Economic crisis - the most recent one, that is - was not at one place at one time. Crises rarely do in fact occupy one time or place. They endure and they are diverse. That most recent economic crisis, despite greatly improved circumstance, still endures and it engulfs most territory and people along with it. Spain's economic crisis provided the context for political convulsion. We are experiencing the fallout from the explosion, or rather implosion. Podemos is a legacy of crisis and of heads being beaten in the squares occupied by the "indignados". The disruption of the political status quo was as much if not more a consequence of economic crisis as it was the abhorrence of corruption.

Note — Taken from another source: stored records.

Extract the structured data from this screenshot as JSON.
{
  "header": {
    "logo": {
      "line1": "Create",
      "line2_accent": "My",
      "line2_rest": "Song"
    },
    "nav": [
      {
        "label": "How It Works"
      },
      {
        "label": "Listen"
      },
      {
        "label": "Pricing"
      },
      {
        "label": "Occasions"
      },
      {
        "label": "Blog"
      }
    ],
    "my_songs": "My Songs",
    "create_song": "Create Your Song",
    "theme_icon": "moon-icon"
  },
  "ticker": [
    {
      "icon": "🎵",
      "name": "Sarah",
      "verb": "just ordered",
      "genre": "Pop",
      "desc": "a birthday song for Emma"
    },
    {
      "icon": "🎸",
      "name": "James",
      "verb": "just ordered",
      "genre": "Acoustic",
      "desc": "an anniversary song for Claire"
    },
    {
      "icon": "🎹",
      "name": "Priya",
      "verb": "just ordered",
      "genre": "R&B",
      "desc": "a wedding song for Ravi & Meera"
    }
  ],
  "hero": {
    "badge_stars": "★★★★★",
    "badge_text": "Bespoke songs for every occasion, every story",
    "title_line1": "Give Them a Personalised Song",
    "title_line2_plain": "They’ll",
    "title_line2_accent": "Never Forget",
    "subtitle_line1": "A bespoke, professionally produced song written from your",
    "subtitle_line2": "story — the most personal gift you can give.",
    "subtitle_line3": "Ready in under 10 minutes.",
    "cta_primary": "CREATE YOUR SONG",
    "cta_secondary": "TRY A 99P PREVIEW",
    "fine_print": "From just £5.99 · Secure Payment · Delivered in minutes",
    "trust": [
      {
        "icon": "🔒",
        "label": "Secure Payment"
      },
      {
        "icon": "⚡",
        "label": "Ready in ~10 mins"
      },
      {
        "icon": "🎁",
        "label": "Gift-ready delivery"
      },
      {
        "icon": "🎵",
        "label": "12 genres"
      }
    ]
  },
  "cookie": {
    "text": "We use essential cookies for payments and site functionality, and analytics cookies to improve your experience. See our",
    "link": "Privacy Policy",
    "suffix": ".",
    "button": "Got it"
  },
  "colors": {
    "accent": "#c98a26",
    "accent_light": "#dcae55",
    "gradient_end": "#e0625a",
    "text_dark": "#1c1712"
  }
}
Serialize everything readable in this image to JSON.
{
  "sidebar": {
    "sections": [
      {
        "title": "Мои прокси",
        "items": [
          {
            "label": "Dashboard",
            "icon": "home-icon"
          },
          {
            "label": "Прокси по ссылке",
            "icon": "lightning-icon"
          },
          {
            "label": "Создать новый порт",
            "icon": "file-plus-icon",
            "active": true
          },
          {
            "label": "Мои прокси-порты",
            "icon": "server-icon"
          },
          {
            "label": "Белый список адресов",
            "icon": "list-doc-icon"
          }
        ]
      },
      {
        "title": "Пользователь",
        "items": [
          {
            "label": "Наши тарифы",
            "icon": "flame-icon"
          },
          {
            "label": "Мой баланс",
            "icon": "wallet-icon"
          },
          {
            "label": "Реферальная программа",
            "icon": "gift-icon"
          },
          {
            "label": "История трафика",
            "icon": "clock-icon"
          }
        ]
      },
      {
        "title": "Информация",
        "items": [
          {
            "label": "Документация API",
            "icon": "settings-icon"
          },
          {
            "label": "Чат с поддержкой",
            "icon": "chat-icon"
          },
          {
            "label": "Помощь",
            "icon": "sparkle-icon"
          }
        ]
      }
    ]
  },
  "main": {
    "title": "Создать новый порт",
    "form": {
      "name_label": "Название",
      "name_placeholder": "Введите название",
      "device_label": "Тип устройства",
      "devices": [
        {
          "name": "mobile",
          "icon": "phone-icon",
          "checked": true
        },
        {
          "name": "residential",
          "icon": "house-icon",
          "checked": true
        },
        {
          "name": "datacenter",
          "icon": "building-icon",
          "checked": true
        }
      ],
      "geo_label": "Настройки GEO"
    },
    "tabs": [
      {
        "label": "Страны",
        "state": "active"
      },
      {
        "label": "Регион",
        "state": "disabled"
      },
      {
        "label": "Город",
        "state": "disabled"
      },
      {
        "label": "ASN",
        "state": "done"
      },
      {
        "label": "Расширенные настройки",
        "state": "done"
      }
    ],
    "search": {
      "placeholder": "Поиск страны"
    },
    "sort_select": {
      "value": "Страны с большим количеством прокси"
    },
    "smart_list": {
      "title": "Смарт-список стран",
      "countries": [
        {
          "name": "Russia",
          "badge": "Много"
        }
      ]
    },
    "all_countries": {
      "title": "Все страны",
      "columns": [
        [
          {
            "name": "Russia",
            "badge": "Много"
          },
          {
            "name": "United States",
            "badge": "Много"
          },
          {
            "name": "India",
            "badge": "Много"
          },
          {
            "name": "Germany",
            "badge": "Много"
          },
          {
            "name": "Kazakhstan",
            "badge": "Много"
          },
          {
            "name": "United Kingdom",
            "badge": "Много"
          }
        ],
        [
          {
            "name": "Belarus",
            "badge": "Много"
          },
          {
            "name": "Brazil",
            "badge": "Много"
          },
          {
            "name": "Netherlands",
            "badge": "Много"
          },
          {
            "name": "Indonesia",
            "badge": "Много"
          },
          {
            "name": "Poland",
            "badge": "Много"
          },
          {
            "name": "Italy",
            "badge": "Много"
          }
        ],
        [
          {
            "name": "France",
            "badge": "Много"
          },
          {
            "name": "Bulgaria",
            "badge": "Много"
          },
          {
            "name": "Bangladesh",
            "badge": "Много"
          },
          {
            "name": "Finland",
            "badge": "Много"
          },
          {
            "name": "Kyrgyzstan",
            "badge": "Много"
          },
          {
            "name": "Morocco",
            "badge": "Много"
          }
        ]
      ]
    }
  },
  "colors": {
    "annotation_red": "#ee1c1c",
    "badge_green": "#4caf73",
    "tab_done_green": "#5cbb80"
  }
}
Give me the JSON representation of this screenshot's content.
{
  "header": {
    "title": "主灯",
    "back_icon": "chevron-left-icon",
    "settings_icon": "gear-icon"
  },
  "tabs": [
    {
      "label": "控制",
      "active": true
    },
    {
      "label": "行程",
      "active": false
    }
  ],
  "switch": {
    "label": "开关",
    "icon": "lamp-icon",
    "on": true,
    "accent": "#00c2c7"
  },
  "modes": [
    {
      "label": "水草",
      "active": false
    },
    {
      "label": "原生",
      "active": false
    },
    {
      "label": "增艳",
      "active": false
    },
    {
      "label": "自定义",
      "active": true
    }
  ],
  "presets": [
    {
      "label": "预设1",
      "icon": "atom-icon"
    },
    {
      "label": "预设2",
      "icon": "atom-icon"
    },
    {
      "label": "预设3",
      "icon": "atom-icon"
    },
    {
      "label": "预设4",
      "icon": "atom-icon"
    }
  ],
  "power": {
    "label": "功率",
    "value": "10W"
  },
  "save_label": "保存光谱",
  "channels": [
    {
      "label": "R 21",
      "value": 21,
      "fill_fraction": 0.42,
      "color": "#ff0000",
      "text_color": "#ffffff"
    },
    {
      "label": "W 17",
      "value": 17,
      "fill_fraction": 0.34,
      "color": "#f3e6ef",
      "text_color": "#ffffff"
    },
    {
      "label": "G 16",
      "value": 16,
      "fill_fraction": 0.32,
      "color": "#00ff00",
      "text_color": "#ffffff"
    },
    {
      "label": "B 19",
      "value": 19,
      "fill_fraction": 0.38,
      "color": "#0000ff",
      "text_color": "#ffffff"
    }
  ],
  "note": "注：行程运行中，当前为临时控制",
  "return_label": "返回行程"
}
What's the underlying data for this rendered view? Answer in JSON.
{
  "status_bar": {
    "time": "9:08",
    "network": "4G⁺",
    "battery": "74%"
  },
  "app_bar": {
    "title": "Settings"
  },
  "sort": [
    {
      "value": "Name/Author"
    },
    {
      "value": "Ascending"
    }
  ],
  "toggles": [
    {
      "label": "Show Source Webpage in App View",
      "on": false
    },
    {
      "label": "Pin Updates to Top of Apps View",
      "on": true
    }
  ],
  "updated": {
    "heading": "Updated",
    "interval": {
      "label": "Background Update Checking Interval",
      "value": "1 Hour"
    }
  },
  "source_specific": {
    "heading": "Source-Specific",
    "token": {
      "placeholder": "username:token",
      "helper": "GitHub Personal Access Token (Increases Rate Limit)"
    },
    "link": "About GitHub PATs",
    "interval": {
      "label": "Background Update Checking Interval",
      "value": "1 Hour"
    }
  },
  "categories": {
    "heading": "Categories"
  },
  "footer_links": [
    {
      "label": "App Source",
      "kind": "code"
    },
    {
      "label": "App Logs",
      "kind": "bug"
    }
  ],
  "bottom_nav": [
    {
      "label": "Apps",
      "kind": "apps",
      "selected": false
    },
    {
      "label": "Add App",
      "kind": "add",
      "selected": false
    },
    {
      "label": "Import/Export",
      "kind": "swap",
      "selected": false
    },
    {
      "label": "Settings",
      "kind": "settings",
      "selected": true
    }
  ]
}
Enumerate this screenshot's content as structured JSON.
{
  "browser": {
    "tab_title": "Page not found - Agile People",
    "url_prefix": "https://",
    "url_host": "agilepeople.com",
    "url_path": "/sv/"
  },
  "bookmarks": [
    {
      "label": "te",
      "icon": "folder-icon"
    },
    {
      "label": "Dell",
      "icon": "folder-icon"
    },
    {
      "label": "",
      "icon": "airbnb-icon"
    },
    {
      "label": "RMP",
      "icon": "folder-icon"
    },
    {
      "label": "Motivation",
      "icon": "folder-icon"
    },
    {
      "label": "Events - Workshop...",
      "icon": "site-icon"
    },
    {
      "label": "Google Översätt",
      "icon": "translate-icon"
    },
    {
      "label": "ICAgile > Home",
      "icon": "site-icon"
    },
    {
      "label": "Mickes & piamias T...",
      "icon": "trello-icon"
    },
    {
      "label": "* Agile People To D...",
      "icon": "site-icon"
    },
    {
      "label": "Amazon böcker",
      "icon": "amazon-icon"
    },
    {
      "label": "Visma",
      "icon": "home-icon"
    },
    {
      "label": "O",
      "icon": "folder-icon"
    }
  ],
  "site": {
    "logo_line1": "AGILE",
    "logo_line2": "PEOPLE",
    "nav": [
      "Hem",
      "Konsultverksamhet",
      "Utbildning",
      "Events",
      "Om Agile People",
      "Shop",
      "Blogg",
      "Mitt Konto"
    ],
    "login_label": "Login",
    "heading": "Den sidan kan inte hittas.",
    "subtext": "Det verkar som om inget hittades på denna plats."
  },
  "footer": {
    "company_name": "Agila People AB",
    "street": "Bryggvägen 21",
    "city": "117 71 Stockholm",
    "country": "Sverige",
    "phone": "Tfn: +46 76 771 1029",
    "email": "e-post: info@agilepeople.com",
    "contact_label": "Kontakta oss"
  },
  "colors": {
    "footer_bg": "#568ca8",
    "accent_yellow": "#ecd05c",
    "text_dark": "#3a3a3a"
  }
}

Nationally and regionally, the evidence is there to be seen and to be experienced. A Madrid government is inherently feeble thanks to that political convulsion. In the Balearics, the government hangs together with a constant whistling to keep up spirits to the tune of "consensus and dialogue". Crisis defines political administration, but even in its enfeebled state, this administration can broker greater crisis. It wills it upon itself in acts of securing power - the power of the state, the power of the nation.
In a Gladstone Irish way, Catalonia was a "question". A question, depending on escalation or de-escalation, can become a crisis or a solution. While still a question, economic crisis was a context for Catalonian demands for greater financial autonomy. The region, beset by debt and racking up ever more, sought a way out. It would be bought out with a higher slice of tax revenues. All the while, though, there lurked the possibility of independence crisis in the shadow of this Catalonian question. Escalation finally came. And it was a joker to be played by both sides. Now, the King has become embroiled. A crisis, which might have de-escalated had it not been for heads being broken with batons, has been permitted to escalate, to consume, to overtake. There's no faking the Catalonia crisis. There's no avoiding a sense that one side - Madrid - fabricated a crisis while lacking a popular mandate. That political convulsion had determined this. A crisis in the name of some of Spain but by no means all of it.
Practicalities can be neglected at such times. But for Catalonia there are significant ones. Its tourism stands to lose out to a far greater degree than because of an act of terror. International sympathy might lie with Barcelona and the Catalans, but sympathy can look the other way. There are so many options for the traveller. Yet he or she observes options being reduced. There is an unnerving sense of at least a "question" in the Balearics, the ultimate product of economic crisis, allied with the crisis of terrorism. The islands' government was moulded and shaped by that economic crisis. Its component parts are not equals. One part, PSOE, is as enfeebled as the PP in Madrid. It bows to the shadows in the dark of parliament's corridors and facilitates an incoherence of tourism policy that might just escalate.
Crisis is normal. And crisis is a continuum, the product of the controllable and of the out of control.